Trump Menghadapi Tantangan yang Meningkat untuk Memenuhi Syarat Kemampuan Presiden – NYT

(SeaPRwire) –   Mantan presiden AS menghadapi tantangan hukum di setidaknya 16 negara bagian atas upaya kembalinya ke Gedung Putih

Keputusan pengadilan tertinggi Colorado pada minggu ini untuk membatalkan kualifikasi Donald Trump untuk menjabat merupakan tantangan hukum pertama dari beberapa tantangan hukum yang dapat menghalangi upaya mantan presiden AS untuk kembali ke Gedung Putih, kata New York Times.

Setidaknya 17 negara bagian saat ini memiliki tantangan hukum terhadap kelayakan Trump, New York Times melaporkan Rabu. Koran itu, yang mengutip Lawfare – situs web yang menelusuri isu keamanan nasional AS – mengatakan bahwa empat gugatan ini telah diajukan di pengadilan negara bagian di Michigan, Oregon, New Jersey, dan Wisconsin.

Sebelas gugatan lebih lanjut, di negara bagian termasuk Arizona, Nevada, New York, Texas, Vermont, dan Wyoming, telah diajukan di pengadilan distrik federal. Tim hukum Trump telah mengatakan mereka berniat mengajukan banding keputusan Colorado ke Mahkamah Agung AS.

Pengadilan tertinggi Colorado pada Selasa lalu menetapkan bahwa Trump tidak layak muncul dalam balot utama negara bagian sebelum pemilihan presiden tahun depan. Dalam putusan 4-3, para hakim tertinggi Colorado menemukan bahwa Trump melanggar Amendemen ke-14 Konstitusi AS, yang melarang siapa pun yang telah “terlibat dalam pemberontakan atau pemberontakan” untuk menjabat.

Mantan presiden AS dituduh melanggar larangan “pemberontakan” atas upayanya untuk membatalkan hasil kekalahan pemilihan presiden 2020-nya melawan Joe Biden dan menghasut kerusuhan di Kapitol AS pada 6 Januari 2021.

Putusan tersebut tidak mencegah Trump maju di negara bagian lain di seluruh AS.

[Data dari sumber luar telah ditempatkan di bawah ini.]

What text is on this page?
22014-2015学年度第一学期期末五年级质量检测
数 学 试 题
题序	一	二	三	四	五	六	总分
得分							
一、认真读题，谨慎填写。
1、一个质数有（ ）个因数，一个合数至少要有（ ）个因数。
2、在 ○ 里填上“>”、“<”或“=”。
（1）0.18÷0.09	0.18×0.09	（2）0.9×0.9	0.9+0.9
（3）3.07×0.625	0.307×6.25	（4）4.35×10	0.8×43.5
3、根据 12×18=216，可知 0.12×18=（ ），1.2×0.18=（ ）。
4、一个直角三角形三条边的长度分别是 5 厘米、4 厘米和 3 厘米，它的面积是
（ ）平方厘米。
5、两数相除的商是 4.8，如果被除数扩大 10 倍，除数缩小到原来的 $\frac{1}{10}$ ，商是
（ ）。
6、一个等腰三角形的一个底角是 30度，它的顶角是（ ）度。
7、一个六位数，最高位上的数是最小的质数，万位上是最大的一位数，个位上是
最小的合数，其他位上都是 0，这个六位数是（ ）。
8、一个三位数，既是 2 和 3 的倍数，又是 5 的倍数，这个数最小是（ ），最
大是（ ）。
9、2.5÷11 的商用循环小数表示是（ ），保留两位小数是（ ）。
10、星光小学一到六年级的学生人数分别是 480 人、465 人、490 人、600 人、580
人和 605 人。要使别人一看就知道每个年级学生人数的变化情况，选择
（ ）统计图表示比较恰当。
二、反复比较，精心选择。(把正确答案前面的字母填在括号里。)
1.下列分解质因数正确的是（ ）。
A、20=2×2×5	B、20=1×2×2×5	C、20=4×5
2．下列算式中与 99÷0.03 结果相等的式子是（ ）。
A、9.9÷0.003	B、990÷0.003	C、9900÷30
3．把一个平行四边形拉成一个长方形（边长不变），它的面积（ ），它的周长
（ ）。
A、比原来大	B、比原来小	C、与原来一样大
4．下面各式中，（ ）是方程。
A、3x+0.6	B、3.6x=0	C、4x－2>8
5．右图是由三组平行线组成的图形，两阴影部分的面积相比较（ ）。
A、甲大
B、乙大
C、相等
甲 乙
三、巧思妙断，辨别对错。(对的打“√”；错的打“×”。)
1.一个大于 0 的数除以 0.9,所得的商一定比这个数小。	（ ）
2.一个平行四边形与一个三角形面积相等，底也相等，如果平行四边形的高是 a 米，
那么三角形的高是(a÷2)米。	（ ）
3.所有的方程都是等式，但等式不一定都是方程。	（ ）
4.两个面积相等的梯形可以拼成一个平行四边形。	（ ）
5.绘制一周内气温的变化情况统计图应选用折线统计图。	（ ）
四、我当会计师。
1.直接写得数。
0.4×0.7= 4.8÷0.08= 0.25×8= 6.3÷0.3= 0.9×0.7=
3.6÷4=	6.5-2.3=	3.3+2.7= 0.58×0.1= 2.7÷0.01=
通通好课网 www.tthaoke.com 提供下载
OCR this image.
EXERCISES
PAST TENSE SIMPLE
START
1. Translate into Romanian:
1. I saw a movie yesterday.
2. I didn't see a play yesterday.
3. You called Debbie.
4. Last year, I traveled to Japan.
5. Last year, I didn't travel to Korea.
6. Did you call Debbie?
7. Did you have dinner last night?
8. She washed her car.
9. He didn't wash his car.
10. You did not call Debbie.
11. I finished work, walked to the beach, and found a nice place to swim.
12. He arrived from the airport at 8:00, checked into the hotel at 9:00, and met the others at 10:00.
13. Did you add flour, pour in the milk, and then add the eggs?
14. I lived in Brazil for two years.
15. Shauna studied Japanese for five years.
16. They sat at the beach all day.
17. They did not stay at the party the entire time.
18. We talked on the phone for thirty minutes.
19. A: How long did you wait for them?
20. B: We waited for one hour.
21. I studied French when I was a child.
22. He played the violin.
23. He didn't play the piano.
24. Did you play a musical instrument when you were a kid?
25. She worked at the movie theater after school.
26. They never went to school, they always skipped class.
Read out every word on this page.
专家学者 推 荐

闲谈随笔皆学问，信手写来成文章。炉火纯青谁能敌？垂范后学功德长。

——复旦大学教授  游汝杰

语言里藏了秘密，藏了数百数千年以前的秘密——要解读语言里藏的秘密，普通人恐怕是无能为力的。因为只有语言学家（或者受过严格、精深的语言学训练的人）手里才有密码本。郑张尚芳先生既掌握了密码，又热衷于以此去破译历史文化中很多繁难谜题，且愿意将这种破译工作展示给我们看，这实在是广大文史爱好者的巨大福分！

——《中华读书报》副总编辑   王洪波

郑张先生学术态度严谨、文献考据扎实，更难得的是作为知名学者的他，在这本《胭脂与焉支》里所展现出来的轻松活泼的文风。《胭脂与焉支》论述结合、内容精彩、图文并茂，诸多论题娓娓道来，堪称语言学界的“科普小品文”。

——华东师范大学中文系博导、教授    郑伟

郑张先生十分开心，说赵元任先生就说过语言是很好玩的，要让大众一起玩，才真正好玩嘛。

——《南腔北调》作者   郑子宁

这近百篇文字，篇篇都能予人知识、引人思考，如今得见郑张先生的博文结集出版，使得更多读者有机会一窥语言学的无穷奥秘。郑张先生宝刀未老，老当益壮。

Dalam pernyataan Selasa, Pengadilan Tertinggi Colorado mencatat bahwa putusannya menempatkan pengadilan dalam “wilayah yang belum pernah dipijak” atas upayanya untuk menyingkirkan Trump dari balot negara bagian. Pengadilan juga mengatakan bahwa keputusannya dapat dibalik dengan “penerimaan perintah atau mandat dari Mahkamah Agung.”

Jika Mahkamah Agung AS memilih, seperti yang diharapkan, mendengar banding Trump, maka ia akan dikembalikan ke balot negara bagian sampai Pengadilan Tertinggi Amerika membuat keputusan resmi.

Banding juga akan menangguhkan gugatan aktif lainnya di seluruh AS, menurut hakim banding pensiun J. Michael Luttig. “Jika Mahkamah Agung menerima kasus ini, itu secara efektif akan menangguhkan proses di semua negara bagian lain,” kata Luttig, menurut New York Times pada Rabu.

Putusan Mahkamah Agung atas isu ini juga menghadapi kendala waktu. Sekretaris Negara Bagian Colorado mengkonfirmasi kepada MSNBC minggu ini bahwa mereka harus mensertifikasi calon yang layak muncul pada balot pada tenggat waktu 5 Januari untuk secara fisik mencetak dokumen sebelum pemilihan primer negara bagian pada bulan Maret.

Selain argumen konstitusional atas kapasitas Trump untuk potensial kembali ke Gedung Putih, mantan presiden juga menghadapi 91 tuduhan kelas satu dalam empat kasus pidana yang sedang berlangsung di Washington, New York, Florida, dan Georgia.

Artikel ini disediakan oleh penyedia konten pihak ketiga. SeaPRwire (https://www.seaprwire.com/) tidak memberikan jaminan atau pernyataan sehubungan dengan hal tersebut.

Sektor: Top Story, Daily News

SeaPRwire menyediakan distribusi siaran pers real-time untuk perusahaan dan lembaga, menjangkau lebih dari 6.500 toko media, 86.000 editor dan jurnalis, dan 3,5 juta desktop profesional di 90 negara. SeaPRwire mendukung distribusi siaran pers dalam bahasa Inggris, Korea, Jepang, Arab, Cina Sederhana, Cina Tradisional, Vietnam, Thailand, Indonesia, Melayu, Jerman, Rusia, Prancis, Spanyol, Portugis dan bahasa lainnya.